Behind them, the front foyer of the building raised itself back up, filling with white steam as it did so.

“You should have worn trousers,” said Vieve in a low but disgusted voice.

“I may not be a lady yet, by any account,” said Sophronia with great dignity, she felt, “but I am not a boy, either!” She was finding herself far more concerned with attire now than before attending Mademoiselle Geraldine’s.

Soap looked at her. “You look like a lady to me.”

“Thank you, Soap.” Thank goodness it is dark enough for him not to see me blushing!

“Of course, miss.”

They continued down the next corridor.

There seemed to be fewer maids at Bunson’s, or perhaps they were decommissioned while the students were out. Sophronia would have predicted that a school full of boys would require more maids, not fewer! Everything was going swimmingly, with Vieve leading them unerringly ever upward through the building.

“You’ve been here before?” whispered Sophronia.

“Many times. Auntie always has some matter to discuss with Mr. Shrimpdittle. Lady Linette won’t let her leave me unsupervised on board. She used to try to get Mademoiselle Geraldine to mind me, but I’d always escape her.”

“So you’ve seen the communication machine?”

“Not as yet. They leave me outside. ‘Workshop’s no place for a child.’ ” Vieve’s voice was full of outrage as she repeated a phase she had clearly heard overmuch in her nine years. “But I know where it’s kept. On the roof.”

Both Soap and Sophronia paused, raising their voices in shock. “The roof?”

“Shush! We don’t know who might not have attended the theater. They wouldn’t leave the school with only mechanicals on duty.” Vieve took a moment to roll up the long sleeves of her shirt, her exposed wrists small and bony.

Sophronia said, “But why stash a piece of delicate equipment on the roof?”

“Search me. Intriguing, isn’t it?” Vieve dimpled at them in a way that made her look very young indeed.

We are being led into enemy territory by a child, thought Sophronia all of a sudden. This is madness. Oh, well.

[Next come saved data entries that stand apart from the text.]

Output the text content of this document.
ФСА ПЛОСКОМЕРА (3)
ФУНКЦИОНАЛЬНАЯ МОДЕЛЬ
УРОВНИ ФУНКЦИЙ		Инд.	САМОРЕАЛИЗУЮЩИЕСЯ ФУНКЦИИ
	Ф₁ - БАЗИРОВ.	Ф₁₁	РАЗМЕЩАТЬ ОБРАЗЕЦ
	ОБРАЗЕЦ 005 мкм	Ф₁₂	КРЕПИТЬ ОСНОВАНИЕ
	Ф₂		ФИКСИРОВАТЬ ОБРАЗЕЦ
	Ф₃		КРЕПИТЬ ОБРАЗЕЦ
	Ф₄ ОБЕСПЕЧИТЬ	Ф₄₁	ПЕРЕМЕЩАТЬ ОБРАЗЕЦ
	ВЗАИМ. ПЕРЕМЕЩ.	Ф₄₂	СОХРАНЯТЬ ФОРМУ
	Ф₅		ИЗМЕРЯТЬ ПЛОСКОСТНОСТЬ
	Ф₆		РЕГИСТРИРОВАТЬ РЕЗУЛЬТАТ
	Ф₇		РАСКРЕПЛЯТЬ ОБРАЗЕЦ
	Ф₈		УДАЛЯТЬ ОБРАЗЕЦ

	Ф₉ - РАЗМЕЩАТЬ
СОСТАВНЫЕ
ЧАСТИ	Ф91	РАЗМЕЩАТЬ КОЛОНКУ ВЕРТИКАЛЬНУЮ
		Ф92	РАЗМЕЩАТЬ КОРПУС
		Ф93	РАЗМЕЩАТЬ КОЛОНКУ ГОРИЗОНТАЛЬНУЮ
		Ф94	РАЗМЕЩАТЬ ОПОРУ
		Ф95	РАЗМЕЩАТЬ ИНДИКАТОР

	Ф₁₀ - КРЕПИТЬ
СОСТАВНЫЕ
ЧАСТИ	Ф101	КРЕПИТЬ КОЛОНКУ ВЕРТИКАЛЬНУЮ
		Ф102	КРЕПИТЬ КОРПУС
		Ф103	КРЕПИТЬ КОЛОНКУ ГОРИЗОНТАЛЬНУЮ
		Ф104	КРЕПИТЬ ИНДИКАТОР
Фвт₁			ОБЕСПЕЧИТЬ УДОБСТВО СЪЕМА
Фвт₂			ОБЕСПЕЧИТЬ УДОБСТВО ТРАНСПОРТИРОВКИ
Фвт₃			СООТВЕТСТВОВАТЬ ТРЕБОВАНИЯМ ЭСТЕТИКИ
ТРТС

At that moment, a door ahead of them opened out into the darkened hall. Bright unflickering light of the kind that could only come from high-quality gas spilled forth. Into the beam trod a dark blob of a boy—not a mechanical.

The boy was relatively stocky and, like Vieve, shrouded in clothing too big for him. He was bent over a large, antiquated book and humming to himself.

Sophronia, Soap, and Vieve froze in horror.

The boy looked up, caught sight of them lurking in the shadowed hallway, let out a shriek of surprise, and dropped his book. The door slammed closed behind him and all was once more dark.